Let’s take a look at the pros and cons of currency trading.
Currency trading involves buying one currency and selling another. Currencies are traded in pairs. An investor has to get long one currency and short another currency. For example, let’s say you were bullish on the dollar. You would buy the dollar and short the eurodollar. If the dollar went up against the euro, then you would make money. If the dollar declined against the euro, then you would lose money.
Currency trading is all about the PIP’s. A PIP is a point in percentage. One pip is the smallest incremental trade that can be made. Currency trading does not charge commissions. Instead there is a bid/ask spread in currency trading. This spread is the difference between the price that a trader can buy at and a trader can sell at.
Advantages of Currency Trading for Short Term Investing
It’s a great way to make some quick money. Currency movements can be very volatile. Investors can make quite a bit of money in a short amount of time. Technical traders can make hundreds or thousands of dollars in a couple minutes. George Soros made $1 billion dollars by making a correct bet currency trading.
Another advantage is that you can make money just about anytime.
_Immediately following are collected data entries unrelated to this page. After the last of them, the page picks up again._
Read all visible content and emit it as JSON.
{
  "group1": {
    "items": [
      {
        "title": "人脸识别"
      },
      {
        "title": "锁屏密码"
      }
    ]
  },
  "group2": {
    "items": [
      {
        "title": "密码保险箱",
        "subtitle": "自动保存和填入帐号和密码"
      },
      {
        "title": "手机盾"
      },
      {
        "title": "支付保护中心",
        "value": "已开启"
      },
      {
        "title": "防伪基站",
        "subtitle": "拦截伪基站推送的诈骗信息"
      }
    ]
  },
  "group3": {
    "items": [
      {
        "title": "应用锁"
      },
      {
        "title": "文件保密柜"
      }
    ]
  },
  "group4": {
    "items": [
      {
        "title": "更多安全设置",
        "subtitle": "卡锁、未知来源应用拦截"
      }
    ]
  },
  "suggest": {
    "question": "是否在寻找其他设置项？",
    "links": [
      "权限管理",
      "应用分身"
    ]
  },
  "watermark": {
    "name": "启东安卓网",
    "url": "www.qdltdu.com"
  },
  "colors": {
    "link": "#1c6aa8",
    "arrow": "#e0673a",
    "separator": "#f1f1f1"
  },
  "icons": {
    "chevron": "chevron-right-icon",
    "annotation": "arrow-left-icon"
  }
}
The stock market is only open from 9:30 AM to 4:00 PM. Even the extended hour market doesn’t open until 8:00 AM and closes at 8:00 PM. The currency market is open 24 hours a day, 5 days a week. Traders can trade from the comfort of their own home day and night.
Disadvantages of Currency Trading for Short Term Investing
As any good investor knows, it is virtually impossible to time a market. Currency trading involves knowing the right moment to get in and out of a currency. Currencies move largely due to speculation. Traders never know when large firms or corporations are driving up the price of a currency. All of your charts and data can point to a currency doing one thing but a speculator can make the exact opposite occur.
Currency traders rely heavily on leverage to make money which means currency trading can lose you money just as quickly as it makes it. Some firms allow 500:1 and 100:1. Many currency traders have horror stories of losing all of their money due to one bad trade. Traders have to constantly watch the market because one bad move can cost you everything. The bid/ask spread means that traders always start in the red when trading.
Currency trading is not for the faint of heart. It can be a great thrill watching your account balance surge and it can be a depressing ride watching your balance plummet. Currency traders should never risk more than they can afford to lose. Traders have to be careful not to fall into the traps on constantly daytrading. Since the market never closes, currency trading can be addictive. Despite all of the pitfalls, traders that do their homework and properly manage their risk may find currency trading a worthwhile endeavor.